I went on to college. I worked all kinds of jobs in college, and also had to take loans, before I graduated. Then I went on to graduate school to earn advanced degrees. I had no social life. I didn't drink alcohol. I never ate out. I just worked and studied. Then I started professional jobs. I had to get used to nice clothes. I developed social skills, got married, and raised a happy family. Yes, I am millionaire, plus.

Yes, the traditional American Dream is still the one I believe in. For me, America is still the Land of Opportunity. I know that there is a modern version that says, "hey, not everyone can do that. So let's be fair, and make it easy." Today children want to believe in a cheap revision of the American Dream where success in life does not depend on your own efforts, instead it is provided by the government.


Some say owning a home is the American dream, but I don't think so. I think the American dream was, until 1920s or so, being the owner of your own business. The standard answer when people ask any immigrant why they came to America, is for a better opportunity, but an opportunity to do what? Work for someone else? They could have done that back home. A better opportunity to own stuff? Until the 1950s, the lifestyle of the poor in Europe and America differed little. No, owning a business was the American dream until around the end of World War II, because it meant that you were the author of your own fate. Now, to a certain extent that meant a home too, because we were an agrarian society until the turn of the century, and afterwards in the south, the west, and upper midwest it was and still is to a certain extent. Immigrants didn't leave New York because they couldn't afford to, they stayed because they saw the huge population and knew they could open a small business there and even among competition they could find enough customers to thrive.

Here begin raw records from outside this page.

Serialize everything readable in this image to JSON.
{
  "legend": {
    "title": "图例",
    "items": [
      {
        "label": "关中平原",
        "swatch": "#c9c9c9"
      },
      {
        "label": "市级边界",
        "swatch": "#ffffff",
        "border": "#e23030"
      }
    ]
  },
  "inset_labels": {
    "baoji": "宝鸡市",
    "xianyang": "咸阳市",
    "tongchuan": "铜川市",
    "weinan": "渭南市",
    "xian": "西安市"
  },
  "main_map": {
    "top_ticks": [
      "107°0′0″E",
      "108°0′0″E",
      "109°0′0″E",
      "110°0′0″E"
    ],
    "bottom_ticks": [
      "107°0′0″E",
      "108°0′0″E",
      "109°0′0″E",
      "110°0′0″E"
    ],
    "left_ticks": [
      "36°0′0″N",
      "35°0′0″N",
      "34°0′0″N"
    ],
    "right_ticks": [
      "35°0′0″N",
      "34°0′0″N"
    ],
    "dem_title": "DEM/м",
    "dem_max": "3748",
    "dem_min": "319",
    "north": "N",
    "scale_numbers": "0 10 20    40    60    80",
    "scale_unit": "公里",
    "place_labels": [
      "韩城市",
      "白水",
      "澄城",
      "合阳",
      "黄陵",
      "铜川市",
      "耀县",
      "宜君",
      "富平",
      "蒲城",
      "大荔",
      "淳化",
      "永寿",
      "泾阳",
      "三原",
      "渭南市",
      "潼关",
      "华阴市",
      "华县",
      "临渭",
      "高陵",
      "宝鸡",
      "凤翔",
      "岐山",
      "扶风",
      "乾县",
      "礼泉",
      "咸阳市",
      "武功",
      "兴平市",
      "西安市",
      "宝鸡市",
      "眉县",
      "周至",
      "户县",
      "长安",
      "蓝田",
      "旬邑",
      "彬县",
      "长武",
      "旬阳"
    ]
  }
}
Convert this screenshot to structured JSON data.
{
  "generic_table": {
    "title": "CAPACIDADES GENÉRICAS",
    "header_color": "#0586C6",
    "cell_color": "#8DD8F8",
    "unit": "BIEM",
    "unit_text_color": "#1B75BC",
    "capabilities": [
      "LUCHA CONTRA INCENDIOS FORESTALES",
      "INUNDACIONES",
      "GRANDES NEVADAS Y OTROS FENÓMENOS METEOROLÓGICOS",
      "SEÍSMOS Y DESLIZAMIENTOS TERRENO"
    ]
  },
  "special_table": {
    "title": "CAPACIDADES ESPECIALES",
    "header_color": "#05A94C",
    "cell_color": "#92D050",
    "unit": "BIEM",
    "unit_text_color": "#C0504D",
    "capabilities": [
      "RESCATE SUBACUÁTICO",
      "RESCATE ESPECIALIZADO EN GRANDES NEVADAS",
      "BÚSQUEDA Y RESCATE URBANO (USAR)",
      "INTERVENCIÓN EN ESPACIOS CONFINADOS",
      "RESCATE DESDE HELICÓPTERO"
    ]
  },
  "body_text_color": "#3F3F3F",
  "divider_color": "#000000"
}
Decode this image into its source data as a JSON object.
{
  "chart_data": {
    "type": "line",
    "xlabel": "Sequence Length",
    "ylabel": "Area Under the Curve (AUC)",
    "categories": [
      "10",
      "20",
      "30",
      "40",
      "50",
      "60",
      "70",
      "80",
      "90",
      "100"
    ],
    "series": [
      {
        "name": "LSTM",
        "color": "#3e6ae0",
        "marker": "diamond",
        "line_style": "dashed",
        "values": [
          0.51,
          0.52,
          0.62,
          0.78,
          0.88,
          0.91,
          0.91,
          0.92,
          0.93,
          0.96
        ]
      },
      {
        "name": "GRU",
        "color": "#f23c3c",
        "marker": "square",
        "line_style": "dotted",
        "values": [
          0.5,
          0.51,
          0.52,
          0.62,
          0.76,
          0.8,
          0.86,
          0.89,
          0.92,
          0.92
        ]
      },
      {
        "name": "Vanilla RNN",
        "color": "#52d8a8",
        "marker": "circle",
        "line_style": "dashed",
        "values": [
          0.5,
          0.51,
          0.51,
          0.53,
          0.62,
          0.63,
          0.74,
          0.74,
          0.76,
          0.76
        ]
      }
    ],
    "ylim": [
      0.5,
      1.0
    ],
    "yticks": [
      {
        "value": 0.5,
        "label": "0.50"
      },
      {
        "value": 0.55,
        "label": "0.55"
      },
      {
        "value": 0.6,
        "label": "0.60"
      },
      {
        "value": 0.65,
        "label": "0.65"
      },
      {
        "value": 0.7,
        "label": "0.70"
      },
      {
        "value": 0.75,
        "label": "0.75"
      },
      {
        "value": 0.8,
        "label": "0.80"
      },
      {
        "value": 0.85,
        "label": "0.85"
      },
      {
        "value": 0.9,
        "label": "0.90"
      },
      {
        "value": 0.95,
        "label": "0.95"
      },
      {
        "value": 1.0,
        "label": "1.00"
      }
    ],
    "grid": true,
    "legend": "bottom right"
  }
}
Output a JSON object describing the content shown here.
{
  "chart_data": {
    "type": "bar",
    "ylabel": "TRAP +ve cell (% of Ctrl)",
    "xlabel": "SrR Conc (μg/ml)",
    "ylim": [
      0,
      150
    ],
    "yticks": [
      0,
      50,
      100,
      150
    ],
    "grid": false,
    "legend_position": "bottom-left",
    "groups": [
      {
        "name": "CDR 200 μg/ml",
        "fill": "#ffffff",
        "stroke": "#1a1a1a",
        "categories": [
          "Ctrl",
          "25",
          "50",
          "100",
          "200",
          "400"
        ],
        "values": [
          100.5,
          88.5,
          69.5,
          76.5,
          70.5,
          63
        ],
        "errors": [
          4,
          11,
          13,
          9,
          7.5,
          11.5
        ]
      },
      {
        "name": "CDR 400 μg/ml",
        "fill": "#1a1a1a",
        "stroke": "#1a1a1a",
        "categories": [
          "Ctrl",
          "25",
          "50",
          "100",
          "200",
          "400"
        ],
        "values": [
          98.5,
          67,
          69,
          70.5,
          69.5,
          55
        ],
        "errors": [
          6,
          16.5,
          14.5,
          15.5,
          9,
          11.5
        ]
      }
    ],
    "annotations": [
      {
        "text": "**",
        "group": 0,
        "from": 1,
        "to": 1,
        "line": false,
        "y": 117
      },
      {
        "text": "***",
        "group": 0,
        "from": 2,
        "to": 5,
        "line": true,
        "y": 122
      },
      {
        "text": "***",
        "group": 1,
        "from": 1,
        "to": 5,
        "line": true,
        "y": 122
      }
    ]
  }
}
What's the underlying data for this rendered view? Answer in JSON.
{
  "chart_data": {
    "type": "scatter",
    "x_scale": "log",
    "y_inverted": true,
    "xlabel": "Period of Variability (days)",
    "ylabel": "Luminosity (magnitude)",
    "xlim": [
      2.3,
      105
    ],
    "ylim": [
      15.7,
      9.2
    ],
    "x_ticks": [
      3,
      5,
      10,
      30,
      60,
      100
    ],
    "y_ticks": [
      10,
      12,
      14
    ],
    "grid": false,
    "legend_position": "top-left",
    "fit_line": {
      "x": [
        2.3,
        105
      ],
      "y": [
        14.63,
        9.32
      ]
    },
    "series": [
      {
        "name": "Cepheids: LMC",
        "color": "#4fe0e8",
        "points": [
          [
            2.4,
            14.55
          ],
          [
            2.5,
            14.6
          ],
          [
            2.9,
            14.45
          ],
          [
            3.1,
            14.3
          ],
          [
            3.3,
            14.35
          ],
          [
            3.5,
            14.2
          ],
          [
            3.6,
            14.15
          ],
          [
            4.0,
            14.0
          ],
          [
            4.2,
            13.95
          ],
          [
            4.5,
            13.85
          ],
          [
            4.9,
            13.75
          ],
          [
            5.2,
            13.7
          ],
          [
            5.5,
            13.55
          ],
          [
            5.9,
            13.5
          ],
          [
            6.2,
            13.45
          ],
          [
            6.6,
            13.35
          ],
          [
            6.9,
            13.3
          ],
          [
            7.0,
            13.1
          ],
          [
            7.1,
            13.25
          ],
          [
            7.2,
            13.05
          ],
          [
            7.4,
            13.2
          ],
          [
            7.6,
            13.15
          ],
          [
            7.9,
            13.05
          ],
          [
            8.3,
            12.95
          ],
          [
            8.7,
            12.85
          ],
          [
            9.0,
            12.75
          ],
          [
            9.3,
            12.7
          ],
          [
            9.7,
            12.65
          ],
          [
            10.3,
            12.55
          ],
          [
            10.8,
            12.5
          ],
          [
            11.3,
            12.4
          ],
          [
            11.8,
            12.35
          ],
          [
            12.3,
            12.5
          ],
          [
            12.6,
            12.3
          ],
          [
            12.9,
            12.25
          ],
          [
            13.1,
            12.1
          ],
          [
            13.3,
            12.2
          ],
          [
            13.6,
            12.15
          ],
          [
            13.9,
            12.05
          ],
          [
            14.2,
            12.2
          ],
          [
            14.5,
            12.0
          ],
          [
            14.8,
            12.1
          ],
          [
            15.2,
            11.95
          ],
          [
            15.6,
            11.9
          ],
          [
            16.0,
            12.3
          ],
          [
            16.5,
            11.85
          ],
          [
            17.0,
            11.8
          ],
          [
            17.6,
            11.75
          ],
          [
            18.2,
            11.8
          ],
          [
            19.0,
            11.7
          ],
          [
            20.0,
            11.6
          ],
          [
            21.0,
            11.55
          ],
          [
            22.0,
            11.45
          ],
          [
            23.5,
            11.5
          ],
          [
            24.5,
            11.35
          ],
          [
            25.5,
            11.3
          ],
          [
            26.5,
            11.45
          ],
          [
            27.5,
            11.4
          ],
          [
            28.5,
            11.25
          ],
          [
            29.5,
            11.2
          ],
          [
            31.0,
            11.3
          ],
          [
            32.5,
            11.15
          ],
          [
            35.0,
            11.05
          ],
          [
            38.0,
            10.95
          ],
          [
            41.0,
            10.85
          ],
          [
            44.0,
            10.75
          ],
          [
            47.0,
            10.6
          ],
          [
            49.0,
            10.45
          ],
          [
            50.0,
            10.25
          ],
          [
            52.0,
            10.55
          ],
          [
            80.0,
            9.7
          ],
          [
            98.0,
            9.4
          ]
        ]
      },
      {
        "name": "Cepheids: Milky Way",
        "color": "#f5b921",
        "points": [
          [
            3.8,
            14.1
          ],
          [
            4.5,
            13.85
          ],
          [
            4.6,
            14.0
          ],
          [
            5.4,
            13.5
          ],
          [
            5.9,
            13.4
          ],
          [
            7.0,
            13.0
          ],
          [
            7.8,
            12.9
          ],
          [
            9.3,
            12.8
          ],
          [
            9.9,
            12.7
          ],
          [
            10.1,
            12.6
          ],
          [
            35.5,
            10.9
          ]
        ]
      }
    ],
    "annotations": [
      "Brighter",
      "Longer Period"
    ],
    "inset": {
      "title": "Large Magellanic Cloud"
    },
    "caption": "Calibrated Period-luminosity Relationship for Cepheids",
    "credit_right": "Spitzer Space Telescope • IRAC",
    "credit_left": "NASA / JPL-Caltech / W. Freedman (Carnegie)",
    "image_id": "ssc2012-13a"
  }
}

And when they did leave they moved to other population centers to find large consumer groups. It wasn't until the 1950s, after two decades of government regulations and rationing that starved out a lot of small businesses, and VA home loans creating suburban environments making it difficult for small businesses to build and maintain customer bases, did the thinking about the American dream change from owning a business to owning a home and working for someone else.


The American Dream is to be left alone to pursue your own goals in life.
We don't need to be babysat by the government.


It usually refers to an immigrant coming here and being able to create a better life because of the freedom of opportunities available in the U.S.
In spite of the current difficult times this country is still a desired destination for many foreigners.


The American Dream is a judicial dictatorship giving us: forced busing, affirmative action, minority quotas, and eminent domain.


The traditional social ideals of the United States, such as equality, democracy, and material prosperity.


Since I am an American, and I always dream, of owning my own four bedrooms three garage home, and own my own business, and have at least 4 children.


Being able to do whatever you want without harming others. This includes homosexuals getting married, being taught comprehensive sex ed in schools (which has been shown to drastically decrease pregnancies and STD's more than "abstinence only"), and practicing religions other than Protestant Christianity without others jumping down your throat.

Basically, "people doing whatever they want without consequence, as long as no one is hurt."


The opposite of what FOX - the foreign owned Fascist, Flag Spitting Network wants for us.